An example command for training/testing an ANT is given below.

python tree.py --experiment test_ant_cifar10  #name of experiment \
               --subexperiment myant  #name of subexperiment \
               --dataset cifar10   #dataset \
                # Model details:    \
               --router_ver 3        #type of router module \
               --router_ngf 128      #no. of kernels in routers \
               --router_k 3          #spatial size of kernels in routers \
               --transformer_ver 5   #type of transformer module \
               --transformer_ngf 128 #no. of kernels in transformers \
               --transformer_k 3     #spatial size of kernels in transformers \
               --solver_ver 6        #type of solver module \
               --batch_norm          #apply batch-norm \
               --maxdepth 10         #maximum depth of the tree-structure \
                # Training details: \
               --batch-size 512    #batch size \
               --augmentation_on   #apply data augmentation \
               --scheduler step_lr #learning rate scheduling \
               --criteria avg_valid_loss # splitting criteria
               --epochs_patience 5 #no. of patience per node for growth phase \
               --epochs_node 100   #max no. of epochs per node for growth phase \
               --epochs_finetune 200 #no. of epochs for fine-tuning phase \
               # Others: \
               --seed 0            #randomisation seed
               --num_workers 0     #no. of CPU subprocesses used for data loading \
               --visualise_split  # save the tree structure every epoch \

The model configurations and optimisation trajectory (e.g value of train/validation loss at each time point) are saved in records.jason in the directory ./experiments/dataset/experiment/subexperiment/checkpoints.

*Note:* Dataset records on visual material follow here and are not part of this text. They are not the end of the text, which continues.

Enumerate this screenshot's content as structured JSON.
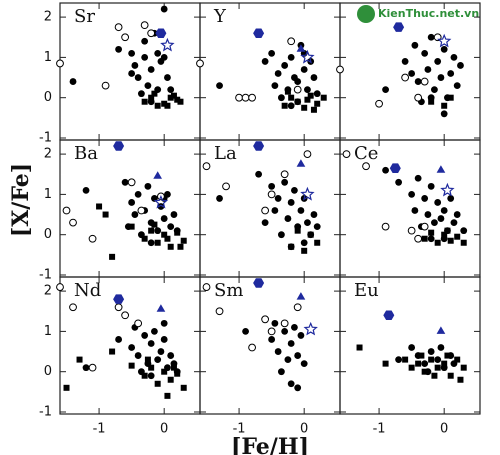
{
  "axes": {
    "xlabel": "[Fe/H]",
    "ylabel": "[X/Fe]",
    "xlim": [
      -1.6,
      0.55
    ],
    "ylim": [
      -1.05,
      2.35
    ],
    "xticks": [
      -1,
      0
    ],
    "yticks": [
      -1,
      0,
      1,
      2
    ]
  },
  "watermark": "KienThuc.net.vn",
  "chart_data": [
    {
      "type": "scatter",
      "label": "Sr",
      "series": [
        {
          "marker": "filled-circle",
          "color": "#000000",
          "x": [
            -1.4,
            -0.7,
            -0.5,
            -0.45,
            -0.4,
            -0.3,
            -0.25,
            -0.2,
            -0.15,
            -0.1,
            -0.05,
            0,
            0.05,
            -0.35,
            -0.3,
            -0.1,
            0.1,
            -0.5,
            -0.2,
            0
          ],
          "y": [
            0.4,
            1.2,
            1.1,
            0.8,
            0.5,
            1.0,
            0.3,
            0.7,
            1.6,
            0.2,
            0.9,
            2.2,
            0.5,
            0.1,
            1.4,
            1.1,
            0.2,
            0.6,
            -0.1,
            1.0
          ]
        },
        {
          "marker": "square",
          "color": "#000000",
          "x": [
            -0.3,
            -0.2,
            -0.1,
            0,
            0.1,
            0.2,
            0.25,
            -0.15,
            0.05,
            0.15
          ],
          "y": [
            -0.1,
            0,
            -0.2,
            -0.15,
            0,
            -0.05,
            -0.1,
            0.1,
            -0.2,
            0.05
          ]
        },
        {
          "marker": "open-circle",
          "color": "#000000",
          "x": [
            -1.6,
            -0.9,
            -0.7,
            -0.6,
            -0.3,
            -0.2
          ],
          "y": [
            0.85,
            0.3,
            1.75,
            1.5,
            1.8,
            1.6
          ]
        },
        {
          "marker": "hexagon",
          "color": "#1f2a9e",
          "x": [
            -0.05
          ],
          "y": [
            1.6
          ]
        },
        {
          "marker": "star",
          "color": "#1f2a9e",
          "x": [
            0.05
          ],
          "y": [
            1.3
          ]
        }
      ]
    },
    {
      "type": "scatter",
      "label": "Y",
      "series": [
        {
          "marker": "filled-circle",
          "color": "#000000",
          "x": [
            -1.3,
            -0.6,
            -0.5,
            -0.45,
            -0.4,
            -0.3,
            -0.25,
            -0.2,
            -0.15,
            -0.1,
            -0.05,
            0,
            0.05,
            0.1,
            -0.35,
            0.15,
            -0.2,
            0,
            0.2,
            -0.1
          ],
          "y": [
            0.3,
            0.9,
            1.1,
            0.3,
            0.6,
            0.8,
            0.2,
            1.0,
            0.5,
            0.4,
            1.3,
            0.7,
            0.2,
            0.9,
            0.0,
            0.5,
            -0.2,
            1.1,
            0.1,
            -0.1
          ]
        },
        {
          "marker": "square",
          "color": "#000000",
          "x": [
            -0.3,
            -0.2,
            -0.1,
            0,
            0.1,
            0.2,
            -0.25,
            0.05,
            0.15,
            0.3
          ],
          "y": [
            -0.2,
            0,
            -0.1,
            -0.25,
            0.05,
            -0.15,
            0.15,
            -0.05,
            -0.3,
            0
          ]
        },
        {
          "marker": "open-circle",
          "color": "#000000",
          "x": [
            -1.6,
            -1.0,
            -0.9,
            -0.8,
            -0.2,
            -0.1
          ],
          "y": [
            0.85,
            0.0,
            0.0,
            0.0,
            1.4,
            0.2
          ]
        },
        {
          "marker": "hexagon",
          "color": "#1f2a9e",
          "x": [
            -0.7
          ],
          "y": [
            1.6
          ]
        },
        {
          "marker": "triangle",
          "color": "#1f2a9e",
          "x": [
            -0.05
          ],
          "y": [
            1.2
          ]
        },
        {
          "marker": "star",
          "color": "#1f2a9e",
          "x": [
            0.05
          ],
          "y": [
            1.0
          ]
        }
      ]
    },
    {
      "type": "scatter",
      "series": [
        {
          "marker": "filled-circle",
          "color": "#000000",
          "x": [
            -0.9,
            -0.6,
            -0.5,
            -0.45,
            -0.4,
            -0.3,
            -0.25,
            -0.2,
            -0.15,
            -0.1,
            -0.05,
            0,
            0.05,
            0.1,
            0.2,
            -0.35,
            0.15,
            -0.2,
            0,
            0.25
          ],
          "y": [
            0.2,
            0.9,
            0.6,
            1.3,
            0.4,
            1.1,
            0.7,
            1.5,
            0.2,
            0.9,
            0.5,
            1.2,
            0.0,
            0.6,
            0.3,
            -0.1,
            1.0,
            0.0,
            -0.4,
            0.8
          ]
        },
        {
          "marker": "square",
          "color": "#000000",
          "x": [
            -0.2,
            0,
            0.1
          ],
          "y": [
            -0.1,
            -0.2,
            0
          ]
        },
        {
          "marker": "open-circle",
          "color": "#000000",
          "x": [
            -1.6,
            -1.0,
            -0.6,
            -0.4,
            -0.3,
            -0.1
          ],
          "y": [
            0.7,
            -0.15,
            0.5,
            0.0,
            0.4,
            1.5
          ]
        },
        {
          "marker": "hexagon",
          "color": "#1f2a9e",
          "x": [
            -0.7
          ],
          "y": [
            1.75
          ]
        },
        {
          "marker": "star",
          "color": "#1f2a9e",
          "x": [
            0
          ],
          "y": [
            1.4
          ]
        }
      ]
    },
    {
      "type": "scatter",
      "label": "Ba",
      "series": [
        {
          "marker": "filled-circle",
          "color": "#000000",
          "x": [
            -1.2,
            -0.6,
            -0.5,
            -0.45,
            -0.4,
            -0.3,
            -0.25,
            -0.2,
            -0.15,
            -0.1,
            -0.05,
            0,
            0.05,
            0.1,
            -0.35,
            0.15,
            -0.2,
            0,
            0.2,
            -0.55
          ],
          "y": [
            1.1,
            1.3,
            0.8,
            0.5,
            1.0,
            0.6,
            1.2,
            0.3,
            0.9,
            0.1,
            0.7,
            0.4,
            1.0,
            0.2,
            0.0,
            0.5,
            -0.2,
            0.9,
            0.1,
            0.2
          ]
        },
        {
          "marker": "square",
          "color": "#000000",
          "x": [
            -1.0,
            -0.9,
            -0.8,
            -0.5,
            -0.3,
            -0.2,
            -0.1,
            0,
            0.1,
            0.2,
            0.3,
            -0.15,
            0.05,
            0.25
          ],
          "y": [
            0.7,
            0.5,
            -0.55,
            0.2,
            -0.1,
            0.1,
            -0.2,
            0,
            -0.3,
            0.05,
            -0.15,
            0.25,
            -0.1,
            -0.3
          ]
        },
        {
          "marker": "open-circle",
          "color": "#000000",
          "x": [
            -1.5,
            -1.4,
            -1.1,
            -0.5,
            -0.35,
            -0.05
          ],
          "y": [
            0.6,
            0.3,
            -0.1,
            1.3,
            0.6,
            0.95
          ]
        },
        {
          "marker": "hexagon",
          "color": "#1f2a9e",
          "x": [
            -0.7
          ],
          "y": [
            2.2
          ]
        },
        {
          "marker": "triangle",
          "color": "#1f2a9e",
          "x": [
            -0.1
          ],
          "y": [
            1.45
          ]
        },
        {
          "marker": "star",
          "color": "#1f2a9e",
          "x": [
            -0.05
          ],
          "y": [
            0.8
          ]
        }
      ]
    },
    {
      "type": "scatter",
      "label": "La",
      "series": [
        {
          "marker": "filled-circle",
          "color": "#000000",
          "x": [
            -1.3,
            -0.7,
            -0.5,
            -0.45,
            -0.4,
            -0.3,
            -0.25,
            -0.2,
            -0.15,
            -0.1,
            -0.05,
            0,
            0.05,
            0.1,
            -0.35,
            0.15,
            -0.2,
            0,
            0.2,
            -0.6
          ],
          "y": [
            0.9,
            1.5,
            1.2,
            0.6,
            0.9,
            1.3,
            0.4,
            0.8,
            1.1,
            0.2,
            0.6,
            0.9,
            0.3,
            0.0,
            0.0,
            0.5,
            -0.3,
            -0.2,
            0.2,
            0.3
          ]
        },
        {
          "marker": "square",
          "color": "#000000",
          "x": [
            -0.2,
            -0.1,
            0,
            0.1,
            0.2
          ],
          "y": [
            -0.3,
            0.1,
            -0.4,
            0,
            -0.2
          ]
        },
        {
          "marker": "open-circle",
          "color": "#000000",
          "x": [
            -1.5,
            -1.2,
            -0.6,
            -0.5,
            -0.3,
            0.05
          ],
          "y": [
            1.7,
            1.2,
            0.6,
            1.0,
            1.5,
            2.0
          ]
        },
        {
          "marker": "hexagon",
          "color": "#1f2a9e",
          "x": [
            -0.7
          ],
          "y": [
            2.2
          ]
        },
        {
          "marker": "triangle",
          "color": "#1f2a9e",
          "x": [
            -0.05
          ],
          "y": [
            1.75
          ]
        },
        {
          "marker": "star",
          "color": "#1f2a9e",
          "x": [
            0.05
          ],
          "y": [
            1.0
          ]
        }
      ]
    },
    {
      "type": "scatter",
      "label": "Ce",
      "series": [
        {
          "marker": "filled-circle",
          "color": "#000000",
          "x": [
            -0.9,
            -0.7,
            -0.5,
            -0.45,
            -0.4,
            -0.3,
            -0.25,
            -0.2,
            -0.15,
            -0.1,
            -0.05,
            0,
            0.05,
            0.1,
            -0.35,
            0.15,
            -0.2,
            0,
            0.2,
            0.3
          ],
          "y": [
            1.6,
            1.3,
            1.0,
            0.6,
            1.4,
            0.9,
            0.5,
            1.2,
            0.3,
            0.8,
            0.4,
            0.6,
            0.1,
            0.9,
            0.2,
            0.3,
            -0.1,
            -0.1,
            0.5,
            0.1
          ]
        },
        {
          "marker": "square",
          "color": "#000000",
          "x": [
            -0.3,
            -0.2,
            -0.1,
            0,
            0.1,
            0.2,
            0.3,
            0.05
          ],
          "y": [
            -0.1,
            0.05,
            -0.2,
            0,
            -0.15,
            -0.05,
            -0.2,
            0.1
          ]
        },
        {
          "marker": "open-circle",
          "color": "#000000",
          "x": [
            -1.5,
            -1.2,
            -0.9,
            -0.5,
            -0.4,
            -0.3
          ],
          "y": [
            2.0,
            1.7,
            0.2,
            0.1,
            -0.1,
            0.2
          ]
        },
        {
          "marker": "hexagon",
          "color": "#1f2a9e",
          "x": [
            -0.75
          ],
          "y": [
            1.65
          ]
        },
        {
          "marker": "triangle",
          "color": "#1f2a9e",
          "x": [
            -0.05
          ],
          "y": [
            1.6
          ]
        },
        {
          "marker": "star",
          "color": "#1f2a9e",
          "x": [
            0.05
          ],
          "y": [
            1.1
          ]
        }
      ]
    },
    {
      "type": "scatter",
      "label": "Nd",
      "series": [
        {
          "marker": "filled-circle",
          "color": "#000000",
          "x": [
            -1.2,
            -0.7,
            -0.5,
            -0.45,
            -0.4,
            -0.3,
            -0.25,
            -0.2,
            -0.15,
            -0.1,
            -0.05,
            0,
            0.05,
            0.1,
            -0.35,
            0.15,
            -0.2,
            0,
            0.2,
            -0.6
          ],
          "y": [
            0.1,
            0.8,
            0.6,
            1.1,
            0.4,
            0.9,
            0.2,
            0.7,
            1.0,
            0.3,
            0.5,
            0.8,
            0.1,
            0.4,
            0.0,
            0.2,
            -0.1,
            1.2,
            0.0,
            1.4
          ]
        },
        {
          "marker": "square",
          "color": "#000000",
          "x": [
            -1.5,
            -1.3,
            -0.8,
            -0.5,
            -0.3,
            -0.2,
            -0.1,
            0,
            0.1,
            0.2,
            0.3,
            -0.25,
            0.05,
            0.15
          ],
          "y": [
            -0.4,
            0.3,
            0.5,
            0.15,
            -0.1,
            0.1,
            -0.3,
            0,
            -0.2,
            -0.05,
            -0.4,
            0.3,
            -0.6,
            0.1
          ]
        },
        {
          "marker": "open-circle",
          "color": "#000000",
          "x": [
            -1.6,
            -1.4,
            -1.1,
            -0.7,
            -0.6,
            -0.4
          ],
          "y": [
            2.1,
            1.6,
            0.1,
            1.6,
            1.4,
            1.2
          ]
        },
        {
          "marker": "hexagon",
          "color": "#1f2a9e",
          "x": [
            -0.7
          ],
          "y": [
            1.8
          ]
        },
        {
          "marker": "triangle",
          "color": "#1f2a9e",
          "x": [
            -0.05
          ],
          "y": [
            1.55
          ]
        }
      ]
    },
    {
      "type": "scatter",
      "label": "Sm",
      "series": [
        {
          "marker": "filled-circle",
          "color": "#000000",
          "x": [
            -0.9,
            -0.5,
            -0.45,
            -0.4,
            -0.3,
            -0.25,
            -0.2,
            -0.15,
            -0.1,
            -0.05,
            0,
            -0.35,
            -0.2,
            -0.1
          ],
          "y": [
            1.0,
            0.8,
            1.2,
            0.5,
            1.0,
            0.3,
            0.7,
            1.1,
            0.4,
            0.9,
            0.2,
            0.0,
            -0.3,
            -0.4
          ]
        },
        {
          "marker": "open-circle",
          "color": "#000000",
          "x": [
            -1.5,
            -1.3,
            -0.8,
            -0.6,
            -0.5,
            -0.3,
            -0.1
          ],
          "y": [
            2.1,
            1.5,
            0.6,
            1.3,
            1.0,
            1.2,
            1.6
          ]
        },
        {
          "marker": "hexagon",
          "color": "#1f2a9e",
          "x": [
            -0.7
          ],
          "y": [
            2.2
          ]
        },
        {
          "marker": "triangle",
          "color": "#1f2a9e",
          "x": [
            -0.05
          ],
          "y": [
            1.85
          ]
        },
        {
          "marker": "star",
          "color": "#1f2a9e",
          "x": [
            0.1
          ],
          "y": [
            1.05
          ]
        }
      ]
    },
    {
      "type": "scatter",
      "label": "Eu",
      "series": [
        {
          "marker": "filled-circle",
          "color": "#000000",
          "x": [
            -0.7,
            -0.5,
            -0.4,
            -0.3,
            -0.2,
            -0.1,
            0,
            0.1,
            -0.25,
            -0.05,
            0.15
          ],
          "y": [
            0.3,
            0.6,
            0.4,
            0.2,
            0.5,
            0.3,
            0.1,
            0.4,
            0.0,
            0.6,
            0.2
          ]
        },
        {
          "marker": "square",
          "color": "#000000",
          "x": [
            -1.3,
            -0.9,
            -0.6,
            -0.5,
            -0.4,
            -0.3,
            -0.2,
            -0.1,
            0,
            0.1,
            0.2,
            0.3,
            -0.15,
            0.05,
            0.25,
            -0.35
          ],
          "y": [
            0.6,
            0.2,
            0.3,
            0.1,
            0.2,
            0.0,
            0.3,
            0.1,
            0.2,
            -0.1,
            0.3,
            0.1,
            -0.1,
            0.4,
            -0.2,
            0.4
          ]
        },
        {
          "marker": "hexagon",
          "color": "#1f2a9e",
          "x": [
            -0.85
          ],
          "y": [
            1.4
          ]
        },
        {
          "marker": "triangle",
          "color": "#1f2a9e",
          "x": [
            -0.05
          ],
          "y": [
            1.0
          ]
        }
      ]
    }
  ]
}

Similarly, tree structure and best trained model are saved as tree_structures.json and model.pth, respectively under the same directory. If the visualisation option --visualise_split is used, the tree architecture of the ANT is saved in the PNG format in the directory ./experiments/dataset/experiment/subexperiment/cfigures.

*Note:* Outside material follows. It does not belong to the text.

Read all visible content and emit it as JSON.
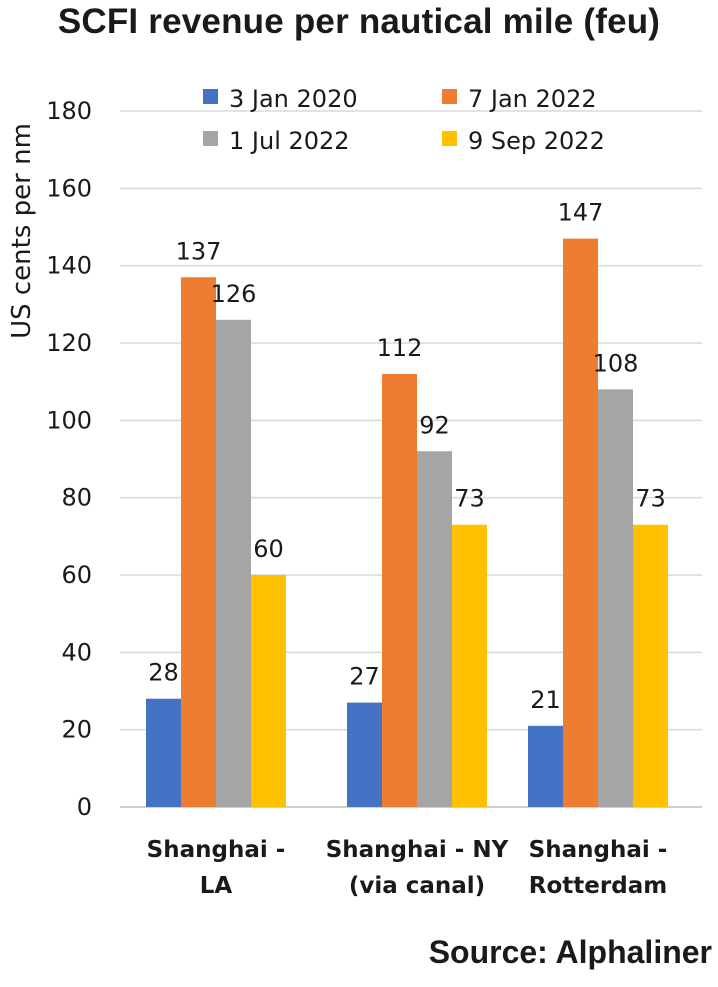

By default, the average classification accuracy is also computed on train/valid/test sets for every epoch and saved in records.jason file, so running tree.py would suffice for both training and testing an ANT of particular configurations.

Jupyter Notebooks

We have also included two Jupter notebooks ./notebooks/example_mnist.ipynb and ./notebooks/example_cifar10.ipynb, which illustrate how this repository can be used to train ANTs on MNIST and CIFAR-10 image recognition datasets.

Primitive modules

Defining an ANT amounts to specifying the forms of primitive modules: routers, transformers and solvers. The table below provides the list of currently implemented primitive modules. You can try any combination of three to construct an ANT.

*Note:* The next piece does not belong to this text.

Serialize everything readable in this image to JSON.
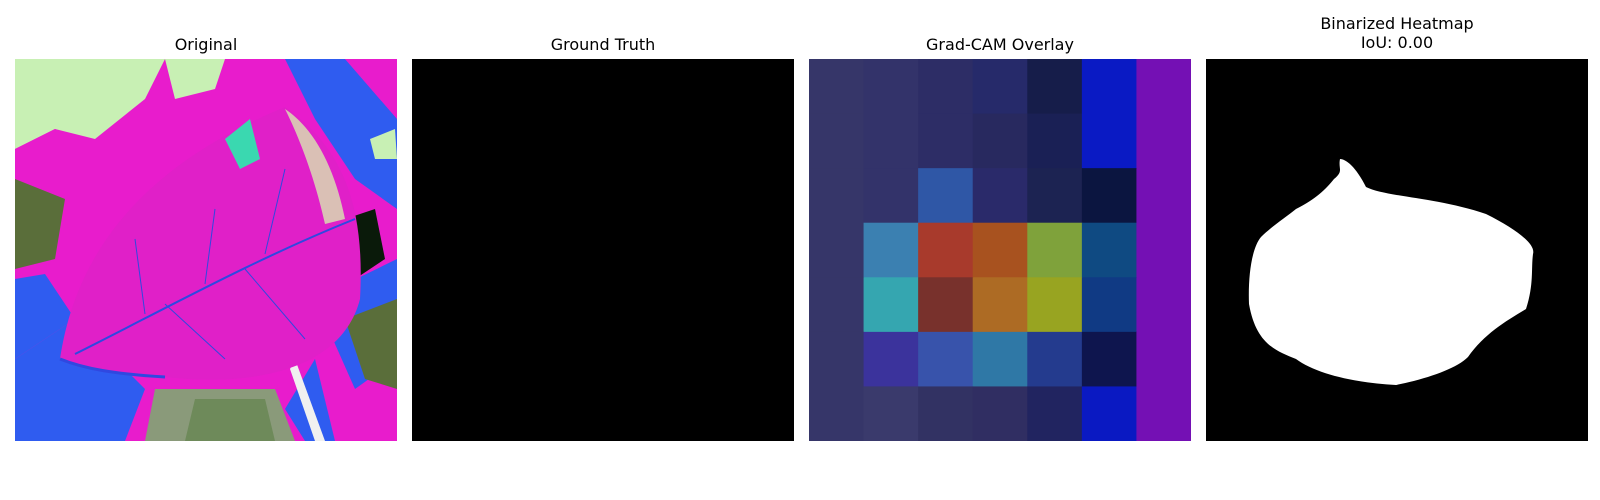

Type	Router	Transformer	Solver
1	1 x Conv + GAP + Sigmoid	Identity function	Linear classifier
2	1 x Conv + GAP + 1 x FC	1 x Conv	MLP with 2 hidden layers
3	2 x Conv + GAP + 1 x FC	1 x Conv + 1 x MaxPool	MLP with 1 hidden layer
4	MLP with 1 hidden layer	Bottleneck residual block (He et al., 2015)	GAP + 2 FC layers + Softmax
5	GAP + 2 x FC layers (Veit et al., 2017)	2 x Conv + 1 x MaxPool	MLP with 1 hidden layer in AlexNet (layers-80sec.cfg)
6	1 x Conv + GAP + 2 x FC	Whole VGG13 architecture (without the linear layer)	GAP + 1 FC layers + Softmax

For the detailed definitions of respective modules, please see utils.py and models.py.

Citation

If you use this code for your research, please cite our ICML paper:

@inproceedings{AdaptiveNeuralTrees19,
  title={Adaptive Neural Trees},
  author={Tanno, Ryutaro and Arulkumaran, Kai and Alexander, Daniel and Criminisi, Antonio and Nori, Aditya},
  booktitle={Proceedings of the 36th International Conference on Machine Learning (ICML)},
  year={2019},
}

Acknowledgements

I would like to thank Daniel C. Alexander at University College London, UK, Antonio Criminisi at Amazon Research, and Aditya Nori at Microsoft Research Cambridge for their valuable contributions to this paper.